Dans ses mémoires, le champion du monde d’échecs 1960, Mikhaïl Tal, letton d’origine, raconte la scène suivante lors d’une partie d’échecs décisive : Les idées s’accumulaient. Je m’efforçais de transposer contre mon adversaire une riposte subtile qui avait fait ses preuves… ma tête devint un amoncellement de toutes sortes de coups complètement chaotiques et le fameux « arbre des variantes » se mit à proliférer à toute vitesse. C’est alors que pour une raison quelconque, me revint en mémoire le couplet de Korney Chukovsky :
« Oh comme c’était difficile de tirer l’hippopotame hors du marais ».

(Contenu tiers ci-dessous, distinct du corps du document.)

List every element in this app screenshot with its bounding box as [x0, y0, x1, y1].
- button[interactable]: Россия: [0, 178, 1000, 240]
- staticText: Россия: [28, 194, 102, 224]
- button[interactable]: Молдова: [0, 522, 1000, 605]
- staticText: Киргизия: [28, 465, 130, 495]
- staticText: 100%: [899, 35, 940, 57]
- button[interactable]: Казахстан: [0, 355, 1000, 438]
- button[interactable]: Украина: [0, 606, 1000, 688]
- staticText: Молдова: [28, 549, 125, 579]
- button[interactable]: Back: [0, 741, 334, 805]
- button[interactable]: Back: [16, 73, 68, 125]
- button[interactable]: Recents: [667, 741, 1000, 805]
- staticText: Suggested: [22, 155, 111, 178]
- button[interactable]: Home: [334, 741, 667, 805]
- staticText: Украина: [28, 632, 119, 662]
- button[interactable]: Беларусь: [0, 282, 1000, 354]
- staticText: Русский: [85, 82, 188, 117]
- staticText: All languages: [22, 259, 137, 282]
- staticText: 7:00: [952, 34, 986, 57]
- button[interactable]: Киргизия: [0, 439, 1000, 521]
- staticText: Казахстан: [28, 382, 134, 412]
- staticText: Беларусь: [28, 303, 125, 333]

Je ne sais par quelles associations l’hippopotame avait surgi de l’échiquier, mais tandis que les spectateurs étaient tous convaincus que je continuais d’étudier la position, j’étais en train de penser : commen tirer un hippopotame hors du marais ? Je me souviens que je voyais des crics, des leviers aussi, des hélicoptères et même une échelle de corde. A la suite de cette réflexion prolongée, je m’avouai vaincu en tant qu’ingénieur et pensai méchamment : Bon, laissons-le se noyer. Et soudain l’hippopotame disparut. Parti de l’échiquier comme il était venu de lui-même, Immédiatement, la position ne me sembla plus compliquée. Il m’apparaissait maintenant que le sacrifice du cavalier était, par nature, purement intuitif. Et dès lors qu’il promettait une partie intéressante, je ne pus m’empêcher de le jouer.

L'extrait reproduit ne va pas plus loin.